Article in De Volkskrant that mentions my Mashup about Fuseli’s The Nightmare.
August 17, 2023 by Floortje Smit
Harig en glad, beest en mens, angst en geiligheid: Freud zou wel weten waarom de tegenstellingen in De nachtmerrie van Henry Fuseli vele filmmakers inspireerde – maar de Nederlandse Alex van Warmerdam legt het ons ook nog even zelf uit.
Wat maakt toch dat sommige schilderijen zich sterker in het onderbewustzijn nestelen dan andere? Dat er beelden zijn die blijven plakken, die het zich ergens in het brein gemakkelijk maken en kalmpjes afwachten tot ze weer in herinnering worden geroepen?

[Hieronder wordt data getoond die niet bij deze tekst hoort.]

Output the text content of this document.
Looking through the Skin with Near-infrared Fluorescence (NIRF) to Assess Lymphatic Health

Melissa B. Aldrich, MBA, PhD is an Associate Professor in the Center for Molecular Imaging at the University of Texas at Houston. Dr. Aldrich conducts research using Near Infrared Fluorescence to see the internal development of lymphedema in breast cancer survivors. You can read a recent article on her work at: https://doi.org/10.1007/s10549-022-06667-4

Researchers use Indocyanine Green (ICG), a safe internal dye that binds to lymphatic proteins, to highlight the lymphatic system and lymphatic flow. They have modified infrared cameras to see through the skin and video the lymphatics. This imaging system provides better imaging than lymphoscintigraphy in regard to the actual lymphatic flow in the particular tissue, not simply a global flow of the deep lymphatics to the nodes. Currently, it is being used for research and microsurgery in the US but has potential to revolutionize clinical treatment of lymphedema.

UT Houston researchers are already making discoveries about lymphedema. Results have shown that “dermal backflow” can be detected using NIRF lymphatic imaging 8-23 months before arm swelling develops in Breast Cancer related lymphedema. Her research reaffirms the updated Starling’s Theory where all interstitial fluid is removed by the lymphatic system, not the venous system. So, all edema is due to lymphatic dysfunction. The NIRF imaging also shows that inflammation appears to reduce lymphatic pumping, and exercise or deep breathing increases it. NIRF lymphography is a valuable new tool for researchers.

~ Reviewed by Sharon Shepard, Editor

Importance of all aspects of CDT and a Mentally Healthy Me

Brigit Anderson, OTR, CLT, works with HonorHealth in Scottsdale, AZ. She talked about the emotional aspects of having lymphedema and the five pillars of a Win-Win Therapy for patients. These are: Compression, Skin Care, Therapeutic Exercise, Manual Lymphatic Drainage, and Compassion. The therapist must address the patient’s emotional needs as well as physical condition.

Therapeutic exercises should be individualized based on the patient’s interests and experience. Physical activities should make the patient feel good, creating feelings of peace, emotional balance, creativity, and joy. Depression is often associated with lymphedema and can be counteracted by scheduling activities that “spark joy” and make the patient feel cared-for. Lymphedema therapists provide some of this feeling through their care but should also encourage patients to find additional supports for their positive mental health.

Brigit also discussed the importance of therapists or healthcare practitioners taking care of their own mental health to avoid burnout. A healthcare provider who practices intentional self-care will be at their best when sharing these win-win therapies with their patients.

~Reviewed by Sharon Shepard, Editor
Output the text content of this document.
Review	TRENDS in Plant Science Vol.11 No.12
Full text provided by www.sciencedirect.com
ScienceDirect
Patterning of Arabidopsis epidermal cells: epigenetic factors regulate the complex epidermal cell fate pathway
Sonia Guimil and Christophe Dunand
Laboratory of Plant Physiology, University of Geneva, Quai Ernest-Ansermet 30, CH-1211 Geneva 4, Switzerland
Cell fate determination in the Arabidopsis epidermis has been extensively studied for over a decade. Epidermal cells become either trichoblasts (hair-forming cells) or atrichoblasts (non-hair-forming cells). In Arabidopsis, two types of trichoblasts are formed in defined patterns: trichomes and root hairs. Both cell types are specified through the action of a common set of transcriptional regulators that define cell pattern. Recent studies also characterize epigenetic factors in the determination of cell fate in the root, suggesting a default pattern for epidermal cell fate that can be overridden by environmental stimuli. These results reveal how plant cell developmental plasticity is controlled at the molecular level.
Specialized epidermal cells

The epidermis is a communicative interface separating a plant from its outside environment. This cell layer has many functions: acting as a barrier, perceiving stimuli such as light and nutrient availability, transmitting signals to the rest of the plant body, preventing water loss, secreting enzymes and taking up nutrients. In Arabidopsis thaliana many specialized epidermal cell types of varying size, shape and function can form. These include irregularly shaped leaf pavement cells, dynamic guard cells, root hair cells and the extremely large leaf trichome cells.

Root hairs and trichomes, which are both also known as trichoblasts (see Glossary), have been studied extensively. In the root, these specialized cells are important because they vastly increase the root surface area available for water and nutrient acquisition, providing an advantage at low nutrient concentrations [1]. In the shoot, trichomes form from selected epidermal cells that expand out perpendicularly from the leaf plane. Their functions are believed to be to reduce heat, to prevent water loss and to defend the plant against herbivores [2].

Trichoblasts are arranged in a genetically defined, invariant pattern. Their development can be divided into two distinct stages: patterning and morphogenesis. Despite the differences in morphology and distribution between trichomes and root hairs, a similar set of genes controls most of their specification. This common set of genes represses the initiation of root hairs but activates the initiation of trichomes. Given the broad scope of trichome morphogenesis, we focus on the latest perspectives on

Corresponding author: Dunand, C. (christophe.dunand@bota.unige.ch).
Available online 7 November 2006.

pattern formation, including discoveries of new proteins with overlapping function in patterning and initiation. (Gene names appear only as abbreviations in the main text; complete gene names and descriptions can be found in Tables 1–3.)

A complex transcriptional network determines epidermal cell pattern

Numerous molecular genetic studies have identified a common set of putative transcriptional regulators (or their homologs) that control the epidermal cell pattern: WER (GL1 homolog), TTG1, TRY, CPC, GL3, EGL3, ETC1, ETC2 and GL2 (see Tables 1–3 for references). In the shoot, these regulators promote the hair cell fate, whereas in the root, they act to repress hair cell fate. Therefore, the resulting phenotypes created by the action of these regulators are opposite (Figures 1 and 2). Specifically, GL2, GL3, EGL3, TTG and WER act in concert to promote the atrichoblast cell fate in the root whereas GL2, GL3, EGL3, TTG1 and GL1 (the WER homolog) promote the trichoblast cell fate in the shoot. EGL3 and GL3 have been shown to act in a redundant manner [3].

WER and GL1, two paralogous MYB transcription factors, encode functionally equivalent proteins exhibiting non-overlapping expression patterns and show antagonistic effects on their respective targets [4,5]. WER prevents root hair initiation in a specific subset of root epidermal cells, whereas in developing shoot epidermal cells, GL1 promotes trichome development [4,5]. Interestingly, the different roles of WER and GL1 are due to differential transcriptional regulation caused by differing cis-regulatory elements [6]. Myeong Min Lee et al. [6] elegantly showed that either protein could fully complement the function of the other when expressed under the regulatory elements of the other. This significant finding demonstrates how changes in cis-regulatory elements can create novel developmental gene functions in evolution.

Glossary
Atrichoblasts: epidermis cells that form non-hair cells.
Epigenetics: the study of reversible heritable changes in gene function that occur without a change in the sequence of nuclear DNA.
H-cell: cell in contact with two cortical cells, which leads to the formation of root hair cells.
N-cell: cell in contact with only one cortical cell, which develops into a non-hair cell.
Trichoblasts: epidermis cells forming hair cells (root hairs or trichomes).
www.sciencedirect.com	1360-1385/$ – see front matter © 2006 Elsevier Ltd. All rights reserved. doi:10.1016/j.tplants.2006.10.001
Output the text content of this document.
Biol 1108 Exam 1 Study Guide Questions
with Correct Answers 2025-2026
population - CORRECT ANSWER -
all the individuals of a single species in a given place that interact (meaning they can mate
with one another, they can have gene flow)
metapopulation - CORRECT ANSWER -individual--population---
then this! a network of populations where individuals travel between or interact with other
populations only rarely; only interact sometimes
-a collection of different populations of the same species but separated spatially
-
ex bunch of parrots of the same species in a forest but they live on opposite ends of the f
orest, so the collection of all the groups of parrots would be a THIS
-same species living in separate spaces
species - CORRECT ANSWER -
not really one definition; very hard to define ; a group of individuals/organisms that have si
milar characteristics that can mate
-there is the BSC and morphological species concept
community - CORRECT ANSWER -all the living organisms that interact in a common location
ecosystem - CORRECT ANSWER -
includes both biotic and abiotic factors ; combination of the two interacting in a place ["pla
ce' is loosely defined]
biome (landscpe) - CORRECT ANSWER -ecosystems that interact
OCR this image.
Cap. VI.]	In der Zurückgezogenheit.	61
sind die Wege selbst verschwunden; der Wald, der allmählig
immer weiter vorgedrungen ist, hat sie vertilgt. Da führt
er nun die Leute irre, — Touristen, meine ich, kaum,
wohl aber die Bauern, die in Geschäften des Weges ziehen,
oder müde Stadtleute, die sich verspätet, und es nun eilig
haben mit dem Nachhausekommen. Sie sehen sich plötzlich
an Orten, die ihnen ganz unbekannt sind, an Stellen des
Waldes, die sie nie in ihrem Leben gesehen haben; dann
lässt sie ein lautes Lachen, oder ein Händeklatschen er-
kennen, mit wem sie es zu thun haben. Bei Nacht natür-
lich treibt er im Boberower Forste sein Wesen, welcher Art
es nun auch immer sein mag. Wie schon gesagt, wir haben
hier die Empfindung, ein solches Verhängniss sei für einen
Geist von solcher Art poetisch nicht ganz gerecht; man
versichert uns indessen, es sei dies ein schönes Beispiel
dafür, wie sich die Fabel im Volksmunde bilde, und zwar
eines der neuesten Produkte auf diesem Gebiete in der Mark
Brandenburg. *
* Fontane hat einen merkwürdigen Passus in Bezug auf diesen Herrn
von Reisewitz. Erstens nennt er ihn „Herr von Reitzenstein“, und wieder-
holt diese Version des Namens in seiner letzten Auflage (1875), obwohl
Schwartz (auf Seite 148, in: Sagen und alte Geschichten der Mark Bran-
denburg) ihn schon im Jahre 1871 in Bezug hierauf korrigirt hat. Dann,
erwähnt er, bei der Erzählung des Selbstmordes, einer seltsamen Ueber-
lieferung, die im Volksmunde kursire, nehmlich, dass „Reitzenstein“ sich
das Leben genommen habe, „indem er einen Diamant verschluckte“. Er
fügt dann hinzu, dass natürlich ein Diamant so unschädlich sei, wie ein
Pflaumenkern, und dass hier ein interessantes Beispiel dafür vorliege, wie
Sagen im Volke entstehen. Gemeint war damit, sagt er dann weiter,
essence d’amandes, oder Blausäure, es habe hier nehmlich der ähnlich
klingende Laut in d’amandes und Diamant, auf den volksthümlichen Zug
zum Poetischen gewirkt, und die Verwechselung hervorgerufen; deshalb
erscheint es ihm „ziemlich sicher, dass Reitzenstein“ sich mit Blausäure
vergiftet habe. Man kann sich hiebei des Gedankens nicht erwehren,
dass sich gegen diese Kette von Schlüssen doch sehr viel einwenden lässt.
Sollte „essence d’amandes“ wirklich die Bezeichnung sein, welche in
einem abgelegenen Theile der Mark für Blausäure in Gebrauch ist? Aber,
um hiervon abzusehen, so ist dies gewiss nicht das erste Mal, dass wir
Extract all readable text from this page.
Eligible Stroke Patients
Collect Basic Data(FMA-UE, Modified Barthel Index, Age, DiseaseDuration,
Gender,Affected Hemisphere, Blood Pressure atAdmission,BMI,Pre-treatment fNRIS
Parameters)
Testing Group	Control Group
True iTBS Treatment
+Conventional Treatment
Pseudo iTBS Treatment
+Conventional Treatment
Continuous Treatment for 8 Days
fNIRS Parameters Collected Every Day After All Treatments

Neem De nachtmerrie van Henry Fuseli uit 1781: een schilderij dat gaat over het onderbewuste. Het is tegelijkertijd droombeeld én de verbeelding van een dromende: een jonge vrouw in wit, doorzichtig nachtkleed ligt weerloos gedrapeerd op een bed, op haar buik zit een bruinkleurige duivel. De kwetsbaarheid van die slapende vrouw, dat dreigende gevaar op haar borst – een beklemmende droom die je niet vergeet.
Verlangende vrouw
Of is het een wensdroom? Door de pose van de vrouw is het ook erotisch. In haar slaap draait haar hele lichaam zich richting het gevaar. Haar rug kromt zich, haar buik drukt tegen het wezen, haar knie valt iets naar buiten, haar borsten spannen onder dat maagdelijke kleed – alles opent zich, vol overgave. Is haar gezichtsuitdrukking doods of extatisch? Zien we een lichaam dat onwillekeurig reageert op aanrakingen, en is dit aanranding? Of mogen we van Fuseli gewoon onbeschaamd staren naar de verbeelding van een vrouwelijk orgasme, zoals kunstcriticus Marcia Allentuck in 1972 beweerde? In beide gevallen is het interessant dat het kleine, ronde monster maar gewoon een beetje zit te zitten, peinzend bijna – alsof hij het hele plan tot dit moment had doordacht, maar geen idee meer heeft wat hij zal doen nu hij die grote, intens verlangende vrouw tot zijn beschikking heeft.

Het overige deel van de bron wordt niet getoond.